I Am But A Prediction
One clear California winter’s day, a few years ago, I ingested a small amount (honestly, a tiny amount) of psychedelic mushrooms. An hour later, I stood gazing at a familiar five-story building. Its window sills had started morphing. Some grew smaller, others bigger. It was as if the building had come to life. At that moment, my brain was trying to infer the external causes of the pattern of light striking my eyes. But the psychedelic had somehow messed with the whole process. The three-pound mass of tissue inside my bony skull was unable to get a fix on the geometry of the windows and was skewing my perceptions from moment to moment, generating illusory movement where none existed. These shifting shapes were revealing an important aspect of how our brains work.
Crucially, the mushrooms also blurred my perception of myself. I seemed nebulous, far less sharply defined than usual, in a pleasant sort of way. Understanding how we perceive ourselves has long been an obsession of mine. I spent years researching and writing a book on the self, examining the ways in which neuropsychological conditions such as schizophrenia perturb that sense of self, and whether such disturbances provide clues to how we are constructed in the first place. One insight stood out: many aspects of one’s self—whether tied to awareness of our physical bodies, or of being a person with a particular identity—are simply perceptions created by the brain and body. The Scottish philosopher David Hume argued that we are a bundle of such perceptions that are formed with “inconceivable rapidity.” These perceptions cohere to create a complex self, and we see ourselves as such. But how does our brain create these perceptions, and are these perceptions born of objective realities, verifiable to others?
One way to explore this question is to tackle the simpler and more familiar question of visual perception: how does our brain help us perceive our environment, using the light entering our eyes? An intriguing avenue for understanding vision is via the use of optical illusions. Our susceptibility to aberrant perceptions reveals a lot about the brain mechanisms that create them. Another approach is to build artificial intelligence models of human vision and subject them to optical illusions. Are they susceptible too, and if so, what does that tell us about how perception shapes the human self?
Perception as prediction
When it comes to making sense of vision, a theory of perception called predictive processing is gaining ground. Neuroscientists are increasingly of the view that the brain uses prior knowledge about the world to hypothesize (or predict, in the parlance of the field) the external causes of sensory inputs. These could be, for example, predictions about the causes of light patterns or sound waves impinging on our eyes or ears. At each moment, what we perceive is the brain’s prediction and not what’s actually out there.

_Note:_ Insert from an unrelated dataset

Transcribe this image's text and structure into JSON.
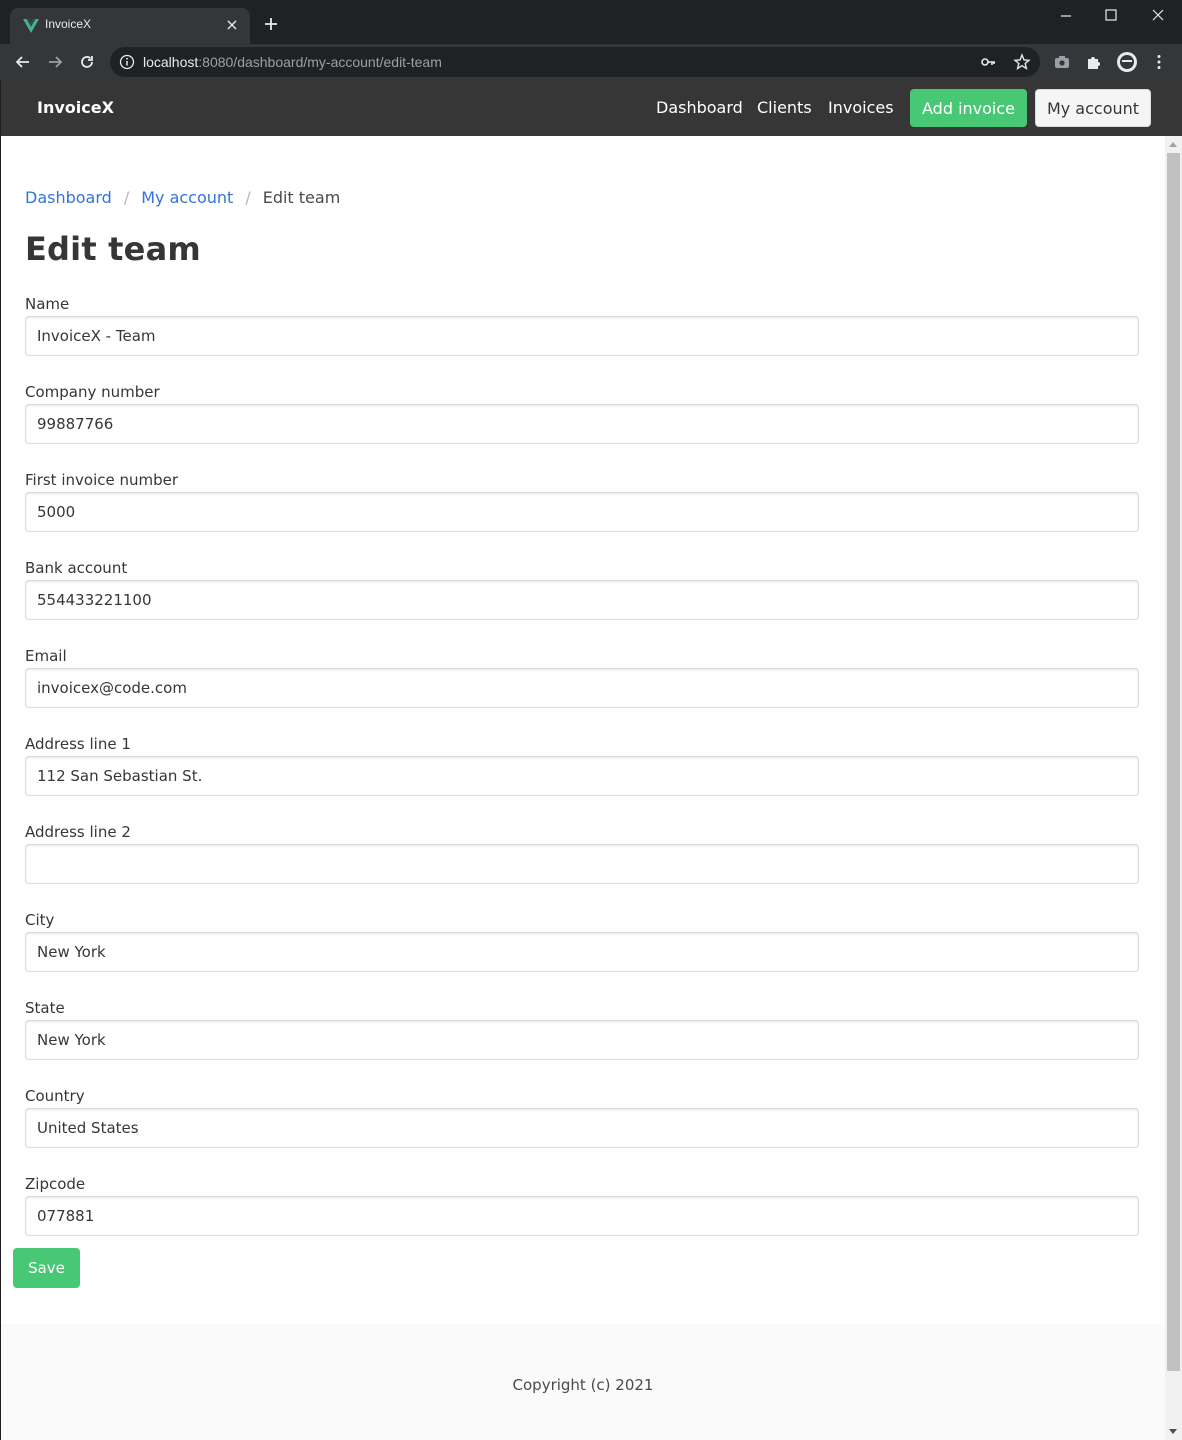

Mostly, the theory goes, the brain guesses correctly and our perception is veridical. If it gets it wrong, the brain has mechanisms to correct itself. But sometimes it can’t and we perceive things incorrectly, making us prone to illusions and sometimes even psychedelic hallucinations. If predictive processing is the way the brain works, then the morphing window sills, for instance, were caused by erroneous predictions succeeding each other with Humean rapidity, creating the illusion of movement.
Prior knowledge, or priors, about the world can be anything from the things we learn over our lifetimes to knowledge that’s either learned over evolutionary time or very early in development. While the former may be malleable, the latter can be pretty unshakeable. Such firm priors usually represent knowledge about the physical world and the physics of things in it (our brains are doing some pretty sophisticated—if intuitive—physics, unbeknownst to us). For example, our brains have learned that light comes from above, a nod to the overwhelming influence of sunlight (other forms of light that humans have experienced—from fires to, say, bedside lamps—are comparably recent phenomena). It’s almost impossible to consciously override such strongly wired knowledge. We also have prior beliefs that buildings don’t breathe or sway in the wind like trees, and hence don’t see window sills changing shape. That is, until we take an innocently small amount of psilocybin.

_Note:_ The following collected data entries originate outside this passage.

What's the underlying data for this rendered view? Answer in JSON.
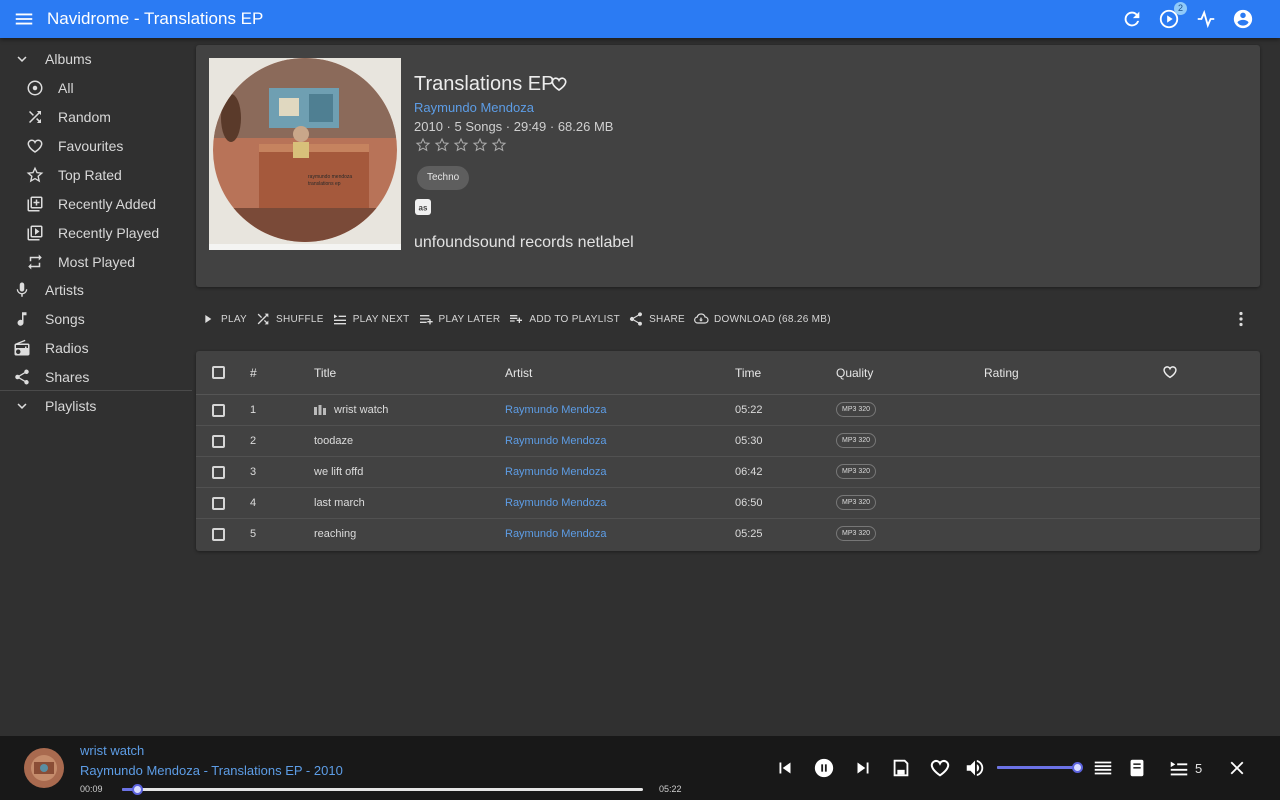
{
  "app": {
    "title": "Navidrome - Translations EP",
    "queue_badge": "2"
  },
  "sidebar": {
    "albums_label": "Albums",
    "album_items": [
      {
        "label": "All",
        "icon": "album-icon"
      },
      {
        "label": "Random",
        "icon": "shuffle-icon"
      },
      {
        "label": "Favourites",
        "icon": "heart-icon"
      },
      {
        "label": "Top Rated",
        "icon": "star-icon"
      },
      {
        "label": "Recently Added",
        "icon": "library-add-icon"
      },
      {
        "label": "Recently Played",
        "icon": "video-library-icon"
      },
      {
        "label": "Most Played",
        "icon": "repeat-icon"
      }
    ],
    "items": [
      {
        "label": "Artists",
        "icon": "mic-icon"
      },
      {
        "label": "Songs",
        "icon": "music-note-icon"
      },
      {
        "label": "Radios",
        "icon": "radio-icon"
      },
      {
        "label": "Shares",
        "icon": "share-icon"
      }
    ],
    "playlists_label": "Playlists"
  },
  "album": {
    "title": "Translations EP",
    "artist": "Raymundo Mendoza",
    "meta": "2010 · 5 Songs · 29:49 · 68.26 MB",
    "rating": 0,
    "rating_max": 5,
    "genre": "Techno",
    "record_label": "unfoundsound records netlabel",
    "cover_text_1": "raymundo mendoza",
    "cover_text_2": "translations ep"
  },
  "toolbar": {
    "play": "PLAY",
    "shuffle": "SHUFFLE",
    "play_next": "PLAY NEXT",
    "play_later": "PLAY LATER",
    "add_to_playlist": "ADD TO PLAYLIST",
    "share": "SHARE",
    "download": "DOWNLOAD (68.26 MB)"
  },
  "table": {
    "headers": {
      "num": "#",
      "title": "Title",
      "artist": "Artist",
      "time": "Time",
      "quality": "Quality",
      "rating": "Rating"
    },
    "rows": [
      {
        "num": "1",
        "title": "wrist watch",
        "artist": "Raymundo Mendoza",
        "time": "05:22",
        "quality": "MP3 320",
        "playing": true
      },
      {
        "num": "2",
        "title": "toodaze",
        "artist": "Raymundo Mendoza",
        "time": "05:30",
        "quality": "MP3 320",
        "playing": false
      },
      {
        "num": "3",
        "title": "we lift offd",
        "artist": "Raymundo Mendoza",
        "time": "06:42",
        "quality": "MP3 320",
        "playing": false
      },
      {
        "num": "4",
        "title": "last march",
        "artist": "Raymundo Mendoza",
        "time": "06:50",
        "quality": "MP3 320",
        "playing": false
      },
      {
        "num": "5",
        "title": "reaching",
        "artist": "Raymundo Mendoza",
        "time": "05:25",
        "quality": "MP3 320",
        "playing": false
      }
    ]
  },
  "player": {
    "song": "wrist watch",
    "subtitle": "Raymundo Mendoza - Translations EP - 2010",
    "current_time": "00:09",
    "duration": "05:22",
    "progress": 0.028,
    "volume": 1.0,
    "queue_count": "5",
    "accent": "#6b72e6"
  },
  "colors": {
    "appbar": "#2b7bf3",
    "link": "#5d9de6",
    "background": "#303030",
    "card": "#424242",
    "player": "#181818"
  }
}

Psychedelics aside, there are simple, run-of-the-mill phenomena that we can all experience, which give us insights into the brain’s workings. For decades, psychologists and neuroscientists have used optical illusions to probe the brain. Illusions help us uncover the priors that are built into our sense-making machinery.
Consider these footprints in the sand: the two panels are identical; one is simply an upside-down version of the other.
In the left panel, we see the footprint as an indentation and on the right as having certain protrusions. Our brains take the darkened regions to be shadows and combine them with our expectation that light comes from above, to create that perception. In the right panel, our brains hypothesize—wrongly—that parts of the footprint just above the darkened portions are raised, and you can do little about it. This prediction turns into perception.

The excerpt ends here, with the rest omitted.